’s Winters is de vacht van de meeste dieren een stuk dikker dan ’s zomers. Deze verdikking van de vacht wordt ook wel een wintervacht genoemd.
FUNCTIE
Isolatie is de voornaamste functie van de vacht. Tussen de haren beweegt de lucht niet of nauwelijks. Deze laag lucht zorgt ervoor dat warmte in het lichaam blijft en kou erbuiten. Wanneer bijvoorbeeld een konijn een wintervacht heeft, is het te hopen dat deze niet in het water belandt.
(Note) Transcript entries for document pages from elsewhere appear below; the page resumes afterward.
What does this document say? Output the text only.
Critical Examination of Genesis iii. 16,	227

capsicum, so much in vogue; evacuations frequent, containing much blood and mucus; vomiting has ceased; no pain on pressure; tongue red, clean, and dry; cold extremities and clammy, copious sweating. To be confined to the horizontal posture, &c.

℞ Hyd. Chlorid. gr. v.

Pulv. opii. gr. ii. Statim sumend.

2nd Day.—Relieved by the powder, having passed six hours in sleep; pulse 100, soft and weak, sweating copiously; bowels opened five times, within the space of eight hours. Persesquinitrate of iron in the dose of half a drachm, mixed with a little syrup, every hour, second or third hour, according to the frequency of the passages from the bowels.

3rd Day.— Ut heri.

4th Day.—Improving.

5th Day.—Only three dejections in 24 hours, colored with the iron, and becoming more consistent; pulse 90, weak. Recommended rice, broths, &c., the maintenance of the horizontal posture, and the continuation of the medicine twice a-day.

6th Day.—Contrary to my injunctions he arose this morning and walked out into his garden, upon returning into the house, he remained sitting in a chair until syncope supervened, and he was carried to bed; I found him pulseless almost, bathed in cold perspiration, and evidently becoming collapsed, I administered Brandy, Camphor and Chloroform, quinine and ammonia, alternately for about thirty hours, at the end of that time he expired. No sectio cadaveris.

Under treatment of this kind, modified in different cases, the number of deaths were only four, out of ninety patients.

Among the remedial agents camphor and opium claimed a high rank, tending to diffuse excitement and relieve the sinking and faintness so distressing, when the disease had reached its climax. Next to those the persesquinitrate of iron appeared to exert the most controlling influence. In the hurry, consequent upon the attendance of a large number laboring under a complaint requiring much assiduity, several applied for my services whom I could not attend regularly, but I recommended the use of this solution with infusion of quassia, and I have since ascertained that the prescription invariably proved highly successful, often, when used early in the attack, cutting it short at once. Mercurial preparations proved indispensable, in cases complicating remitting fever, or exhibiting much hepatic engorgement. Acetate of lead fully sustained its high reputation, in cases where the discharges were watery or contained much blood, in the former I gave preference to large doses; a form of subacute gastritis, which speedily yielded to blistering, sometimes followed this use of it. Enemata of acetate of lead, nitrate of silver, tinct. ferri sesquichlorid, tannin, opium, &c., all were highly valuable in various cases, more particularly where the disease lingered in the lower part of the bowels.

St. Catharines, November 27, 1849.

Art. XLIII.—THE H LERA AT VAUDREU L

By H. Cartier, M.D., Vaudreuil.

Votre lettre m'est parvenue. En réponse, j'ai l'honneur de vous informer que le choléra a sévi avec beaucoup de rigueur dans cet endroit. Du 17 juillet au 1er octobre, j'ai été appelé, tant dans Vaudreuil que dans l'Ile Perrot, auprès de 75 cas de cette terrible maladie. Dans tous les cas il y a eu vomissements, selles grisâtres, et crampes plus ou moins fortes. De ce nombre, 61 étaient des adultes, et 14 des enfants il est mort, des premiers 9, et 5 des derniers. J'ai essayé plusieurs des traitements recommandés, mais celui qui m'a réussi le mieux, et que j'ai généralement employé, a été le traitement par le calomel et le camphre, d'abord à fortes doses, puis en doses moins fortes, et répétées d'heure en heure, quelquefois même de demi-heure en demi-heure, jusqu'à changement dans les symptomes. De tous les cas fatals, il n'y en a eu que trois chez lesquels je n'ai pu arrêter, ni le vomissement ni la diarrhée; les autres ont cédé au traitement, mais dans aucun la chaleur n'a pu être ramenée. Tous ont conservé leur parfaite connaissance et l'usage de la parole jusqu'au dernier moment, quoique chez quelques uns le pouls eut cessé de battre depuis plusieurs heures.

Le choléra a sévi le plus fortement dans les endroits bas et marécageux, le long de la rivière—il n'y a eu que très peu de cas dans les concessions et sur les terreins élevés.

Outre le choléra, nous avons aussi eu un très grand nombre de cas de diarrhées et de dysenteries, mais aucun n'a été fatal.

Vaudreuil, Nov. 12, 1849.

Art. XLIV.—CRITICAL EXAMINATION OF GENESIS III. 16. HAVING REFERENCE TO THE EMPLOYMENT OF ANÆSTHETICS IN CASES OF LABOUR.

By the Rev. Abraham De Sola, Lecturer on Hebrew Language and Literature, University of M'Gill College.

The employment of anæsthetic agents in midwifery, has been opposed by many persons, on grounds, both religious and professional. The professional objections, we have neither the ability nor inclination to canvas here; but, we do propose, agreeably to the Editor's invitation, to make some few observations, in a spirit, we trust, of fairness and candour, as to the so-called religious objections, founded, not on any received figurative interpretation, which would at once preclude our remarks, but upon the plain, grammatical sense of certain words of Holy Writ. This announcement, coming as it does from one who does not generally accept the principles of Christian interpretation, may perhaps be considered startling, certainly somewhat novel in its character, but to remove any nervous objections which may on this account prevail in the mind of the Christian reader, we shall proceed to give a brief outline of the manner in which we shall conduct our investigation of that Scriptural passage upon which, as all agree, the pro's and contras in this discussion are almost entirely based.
De natte haren vallen plat, waardoor de laag stilstaande lucht verdwijnt.
WINTERVACHT
In de winter is de omgevingstemperatuur een stuk lager dan de lichaamstemperatuur. De vacht van dieren wordt dan vaak dikker. Ook worden de haren van de dieren langer. Zo wordt de laag stilstaande lucht dikker, waardoor de dieren hun warmte minder snel verliezen.
RUI
Het verwisselen van een wintervacht naar een zomervacht, of andersom noemen we de rui. Dieren zorgen er vaak zelf voor dat zij de wintervacht weer kwijtraken, door bijvoorbeeld langs ruwe oppervlakten te schuren. Daar blijven de lange, losse haren vervolgens aan hangen.